Esophageal cancer is one of the most common cancers worldwide. Surgical resection was considered to be the most important part of treatments, and the only way for complete disease control. Previous studies have focused on the surgical techniques and the approaches, e.g., transthoracic or transhiatal, as well as the extent of lymphadenectomy, e.g., two or three field lymph node dissection. With the understanding of esophageal cancer biology and the evolving of diagnosis and treatment modalities, esophageal cancer is now in the multidisciplinary era. Surgery alone is no longer enough for all kinds of esophageal cancer. The improvements in endoscopic treatment, surgery, chemotherapy and radiotherapy open the possibility for a better selecting patients for personalized treatments.
Esophagectomy, once with high morbidity and mortality, is now mostly completed with minimally invasive surgical techniques. Enhanced postoperative recovery has let us understanding that the value of health-related quality of life (HRQOL) assessment in esophageal cancer patients undergoing curative intent therapy. The role of HRQOL as a prognostic tool and an adjunct in decision making has been studied. There are also evolving evidences in the use of chemotherapy, targeted therapies and immunotherapies in advanced esophageal cancer. Moreover, advances in radiotherapy provide promising prognoses and less toxicities for patients with esophageal cancer.
The task we face now is about the treatment strategy. The question to be answered is how to combine these available modalities for each individual patient. Although neoadjuvant chemoradiotherapy followed by surgery is now the standard for locally advanced esophageal cancer, the role of adjuvant therapy remains to be answered. Do we have evidence from randomized trials and population-based studies?
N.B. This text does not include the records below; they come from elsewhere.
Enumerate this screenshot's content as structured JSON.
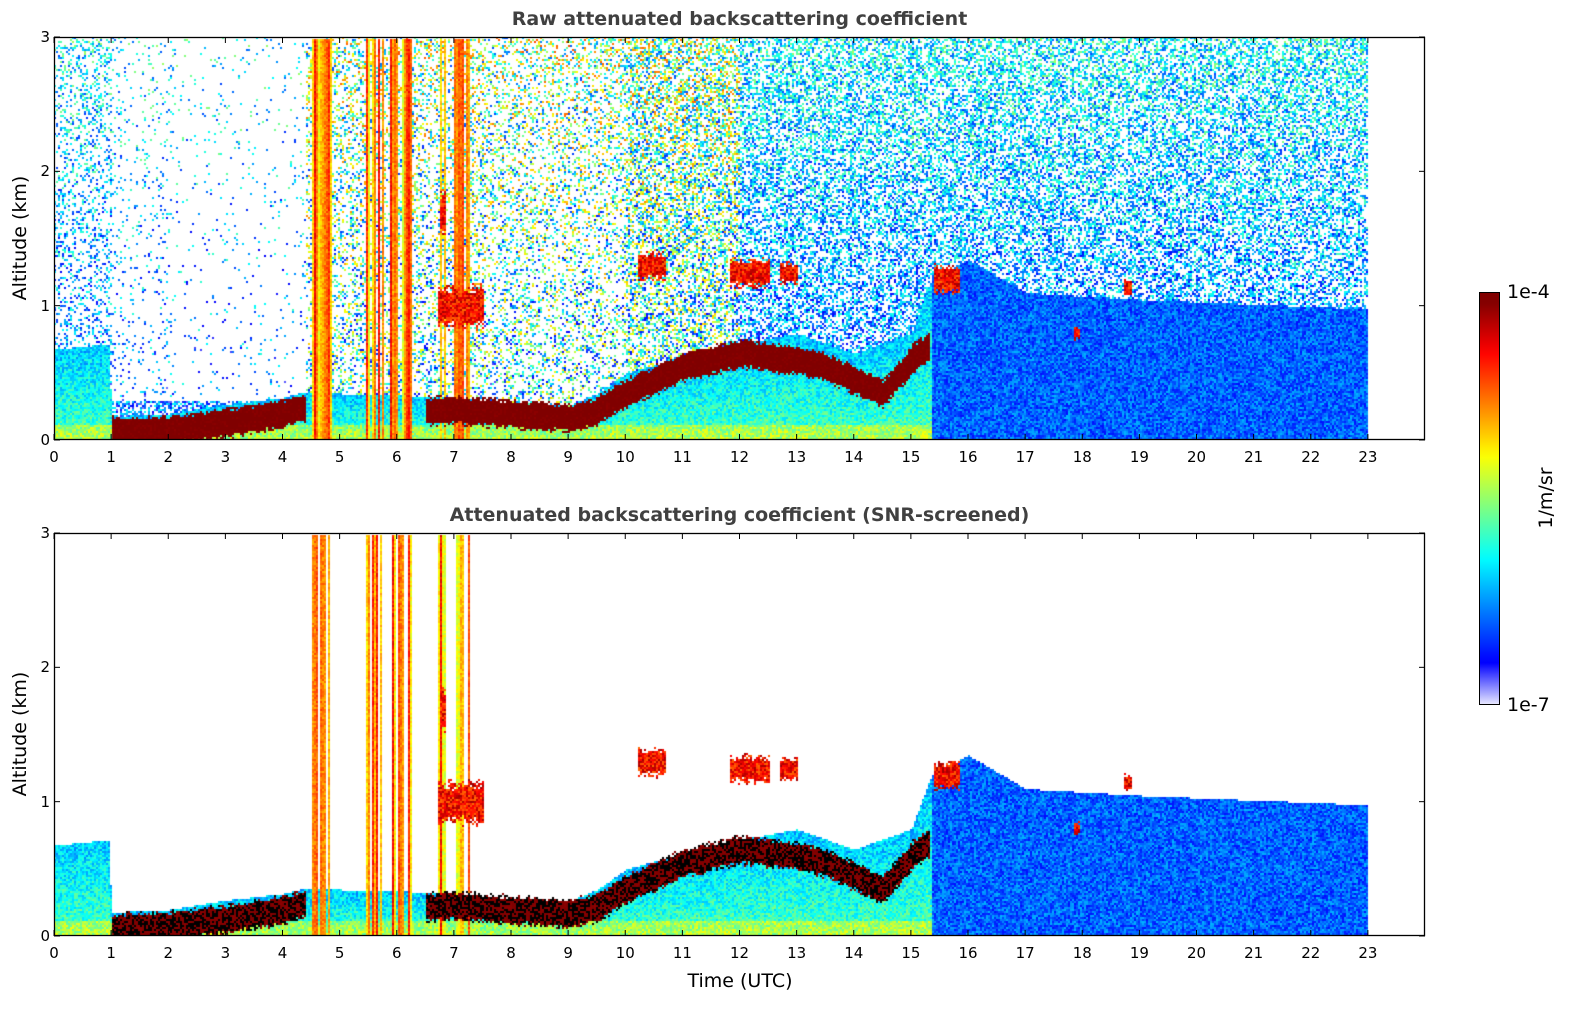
{
  "chart_data": [
    {
      "type": "heatmap",
      "panel": "raw",
      "title": "Raw attenuated backscattering coefficient",
      "xlabel": "",
      "ylabel": "Altitude (km)",
      "xlim": [
        0,
        24
      ],
      "ylim": [
        0,
        3
      ],
      "screened": false
    },
    {
      "type": "heatmap",
      "panel": "snr",
      "title": "Attenuated backscattering coefficient (SNR-screened)",
      "xlabel": "Time (UTC)",
      "ylabel": "Altitude (km)",
      "xlim": [
        0,
        24
      ],
      "ylim": [
        0,
        3
      ],
      "screened": true
    }
  ],
  "xticks": [
    "0",
    "1",
    "2",
    "3",
    "4",
    "5",
    "6",
    "7",
    "8",
    "9",
    "10",
    "11",
    "12",
    "13",
    "14",
    "15",
    "16",
    "17",
    "18",
    "19",
    "20",
    "21",
    "22",
    "23"
  ],
  "yticks": [
    "0",
    "1",
    "2",
    "3"
  ],
  "colorbar": {
    "label": "1/m/sr",
    "max_label": "1e-4",
    "min_label": "1e-7",
    "log_min": -7,
    "log_max": -4,
    "colormap": "jet"
  },
  "features": {
    "data_end_hour": 23,
    "mixing_layer_top_km": [
      [
        0,
        0.68
      ],
      [
        0.95,
        0.72
      ],
      [
        1.0,
        0.18
      ],
      [
        2,
        0.2
      ],
      [
        3,
        0.27
      ],
      [
        4,
        0.32
      ],
      [
        4.4,
        0.36
      ],
      [
        5,
        0.35
      ],
      [
        6,
        0.34
      ],
      [
        7,
        0.32
      ],
      [
        8,
        0.28
      ],
      [
        9,
        0.26
      ],
      [
        9.5,
        0.35
      ],
      [
        10,
        0.5
      ],
      [
        11,
        0.62
      ],
      [
        12,
        0.72
      ],
      [
        13,
        0.8
      ],
      [
        14,
        0.65
      ],
      [
        15,
        0.8
      ],
      [
        15.35,
        1.2
      ],
      [
        16,
        1.35
      ],
      [
        17,
        1.1
      ],
      [
        19,
        1.05
      ],
      [
        23,
        0.98
      ]
    ],
    "strong_layer_km": [
      [
        1.0,
        0.07
      ],
      [
        2,
        0.08
      ],
      [
        3,
        0.13
      ],
      [
        4,
        0.2
      ],
      [
        4.4,
        0.25
      ],
      [
        4.45,
        null
      ],
      [
        6.5,
        0.22
      ],
      [
        7,
        0.23
      ],
      [
        8,
        0.2
      ],
      [
        9,
        0.17
      ],
      [
        9.5,
        0.22
      ],
      [
        10,
        0.35
      ],
      [
        11,
        0.55
      ],
      [
        12,
        0.65
      ],
      [
        13,
        0.6
      ],
      [
        13.5,
        0.55
      ],
      [
        14,
        0.45
      ],
      [
        14.5,
        0.35
      ],
      [
        15,
        0.6
      ],
      [
        15.3,
        0.7
      ],
      [
        15.35,
        null
      ]
    ],
    "clouds": [
      [
        10.2,
        10.7,
        1.3,
        0.1
      ],
      [
        11.8,
        12.5,
        1.25,
        0.1
      ],
      [
        12.7,
        13.0,
        1.25,
        0.08
      ],
      [
        15.4,
        15.85,
        1.2,
        0.1
      ],
      [
        6.7,
        7.5,
        1.0,
        0.15
      ],
      [
        6.75,
        6.85,
        1.7,
        0.15
      ],
      [
        17.85,
        17.95,
        0.8,
        0.05
      ],
      [
        18.7,
        18.85,
        1.15,
        0.06
      ]
    ],
    "fall_streaks": [
      [
        4.5,
        4.85
      ],
      [
        5.45,
        5.75
      ],
      [
        5.85,
        6.25
      ],
      [
        6.7,
        6.85
      ],
      [
        7.0,
        7.25
      ]
    ],
    "log_backscatter_values": {
      "aerosol_day": -5.7,
      "aerosol_night": -6.4,
      "strong_layer": -4.1,
      "cloud": -4.15,
      "fall_streak": -5.0
    }
  }
}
Another question is that can we apply organ preservation strategy and avoid unnecessary surgery in patients who have good response to chemoradiotherapy, i.e. surveillance versus esophagectomy in patients with clinical complete response after neoadjuvant treatments? In addition, can we predict the treatment response by clinical tools, e.g., images-guided personalized therapy?
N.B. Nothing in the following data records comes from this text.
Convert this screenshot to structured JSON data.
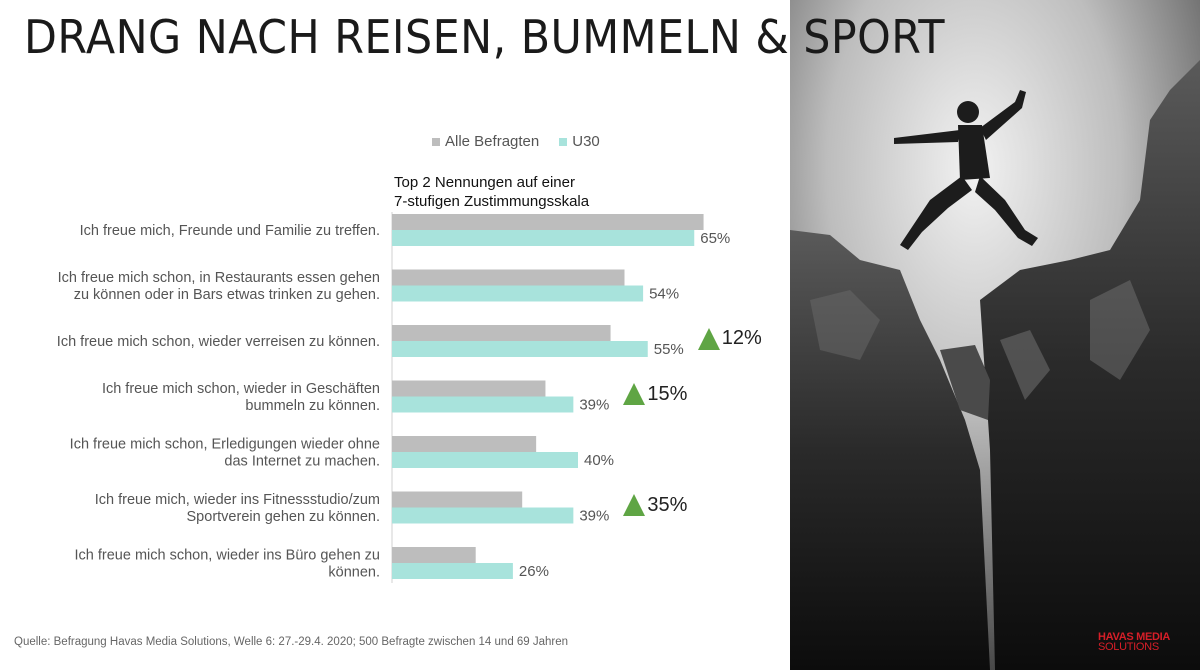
{
  "header": {
    "title": "DRANG NACH REISEN, BUMMELN & SPORT"
  },
  "legend": {
    "series1": "Alle Befragten",
    "series2": "U30"
  },
  "subtitle": {
    "line1": "Top 2 Nennungen auf einer",
    "line2": "7-stufigen Zustimmungsskala"
  },
  "colors": {
    "series1": "#bdbdbd",
    "series2": "#a8e3dc",
    "triangle": "#5fa544"
  },
  "chart_data": {
    "type": "bar",
    "orientation": "horizontal",
    "categories": [
      [
        "Ich freue mich, Freunde und Familie zu treffen."
      ],
      [
        "Ich freue mich schon, in Restaurants essen gehen",
        "zu können oder in Bars etwas trinken zu gehen."
      ],
      [
        "Ich freue mich schon, wieder verreisen zu können."
      ],
      [
        "Ich freue mich schon, wieder in Geschäften",
        "bummeln zu können."
      ],
      [
        "Ich freue mich schon, Erledigungen wieder ohne",
        "das Internet zu machen."
      ],
      [
        "Ich freue mich, wieder ins Fitnessstudio/zum",
        "Sportverein gehen zu können."
      ],
      [
        "Ich freue mich schon, wieder ins Büro gehen zu",
        "können."
      ]
    ],
    "series": [
      {
        "name": "Alle Befragten",
        "values": [
          67,
          50,
          47,
          33,
          31,
          28,
          18
        ]
      },
      {
        "name": "U30",
        "values": [
          65,
          54,
          55,
          39,
          40,
          39,
          26
        ],
        "labels": [
          "65%",
          "54%",
          "55%",
          "39%",
          "40%",
          "39%",
          "26%"
        ]
      }
    ],
    "callouts": [
      {
        "category_index": 2,
        "label": "12%"
      },
      {
        "category_index": 3,
        "label": "15%"
      },
      {
        "category_index": 5,
        "label": "35%"
      }
    ],
    "xlim": [
      0,
      100
    ]
  },
  "footer": {
    "source": "Quelle: Befragung Havas Media Solutions, Welle 6: 27.-29.4. 2020; 500 Befragte zwischen 14 und 69 Jahren"
  },
  "logo": {
    "line1": "HAVAS MEDIA",
    "line2": "SOLUTIONS"
  }
}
In this focus issue by Annals of Translational Medicine (ATM), we collected 10 papers from authors dedicated to treatment of patients with esophageal cancer. Detailed reviews present in-depth discussion on above topics and controversial aspects. Moreover, the discussion about the staging in esophageal cancer is included. The past, present, and exploration of lymph node staging in esophageal cancer is delineated. Two major staging systems released by Union for International Cancer Control and Japanese Esophageal Society are compared. The similarities and differences are sophisticated analyzed.
I am grateful to all the authors who have shared their expertise, experience and knowledge for this excellent issue. We believed that all these outstanding achievements will facilitate education for a broad audience and contribute to future improvements in personalized multimodal treatments for esophageal cancer.